Henrietta is a restaurant in a boutique hotel on Henrietta Street, Covent Garden, around the corner from the actors’ church St Paul’s, which is very plain. It is as if, when actors die, their feathers are put away and they die as they really are: plain. As Uncle Monty might say: I choose the Doric. Henrietta Street is full of tall, sad houses — the kind London does so well in fiction and in life.
They are grand and desolate; you can imagine misery behind them. This one is red brick and, because it is a boutique hotel, they have tried to build a fairyland behind the façade: wealth and whimsy are unwilling collaborators but I can see the attraction, and it is all denial. London is so Edwardian in looks, but now it has the Candy Brothers to shower it in glass. It is a robot Edward VII of a town. On Henrietta’s website, there is a photograph of a man in a red velvet jacket reading the London Evening Standard. Or possibly Metro. It may be Giles Coren but he only has half a face, so who knows? Where is the other half of his face? But this is the ideal guest at Henrietta. The real guests have good hair, and moustaches, and some have hats.
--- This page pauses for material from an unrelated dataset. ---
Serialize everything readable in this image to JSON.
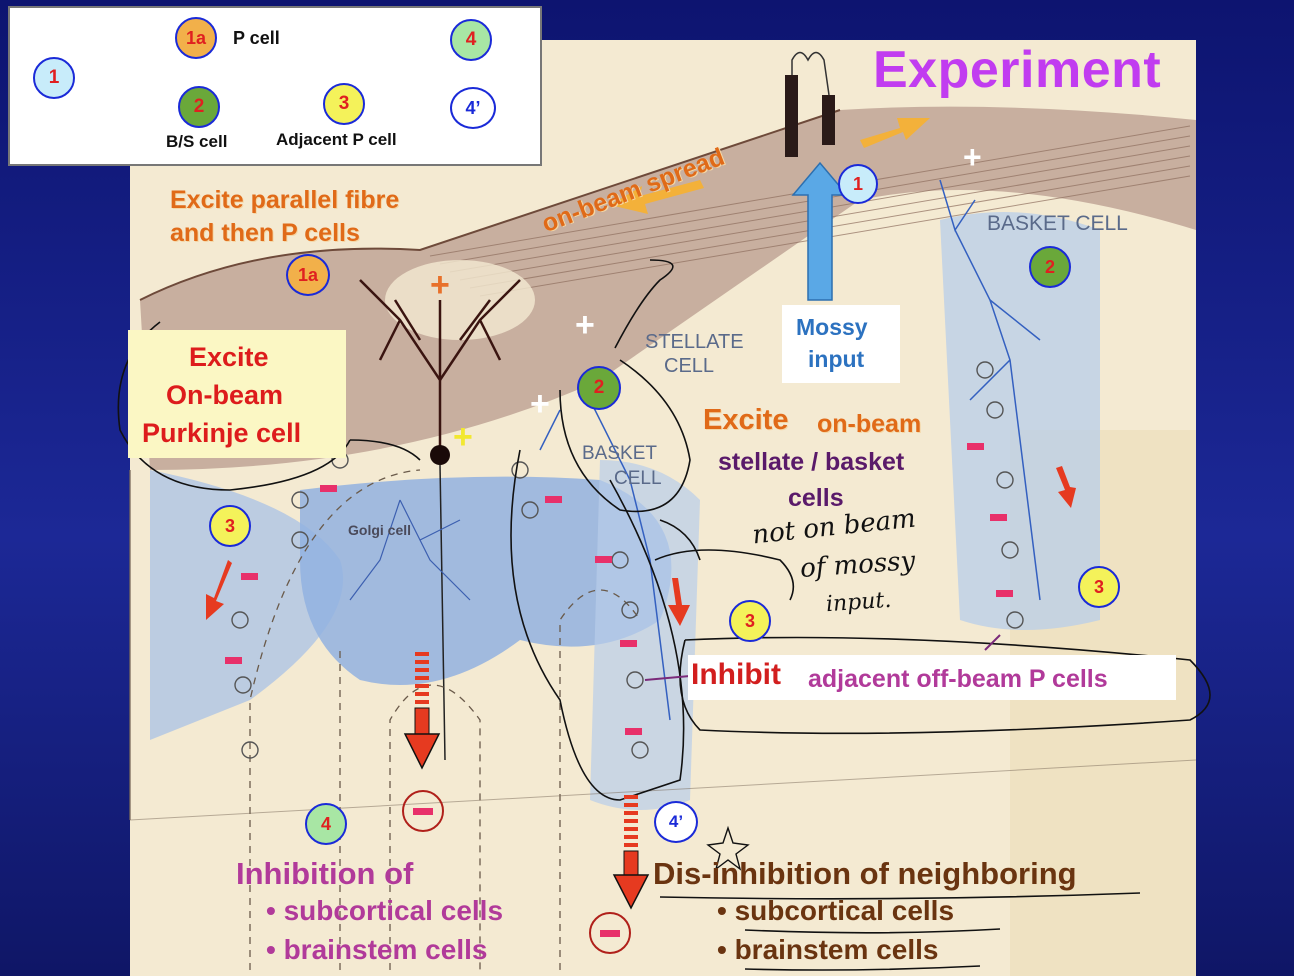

I cannot divine the hotel, because I am unwilling to pay £324 to stay in a small room in Covent Garden, especially if it has bobbly grey carpets. Some ‘luxury’ is false, and should be simply called ‘a small room in Covent Garden with a bobbly grey carpet for £324’. But the ground-floor restaurant has a menu designed by Ollie Dabbous. He was the first man to sprinkle flowers on plates of food, and the only one of them you did not want to punch in the face.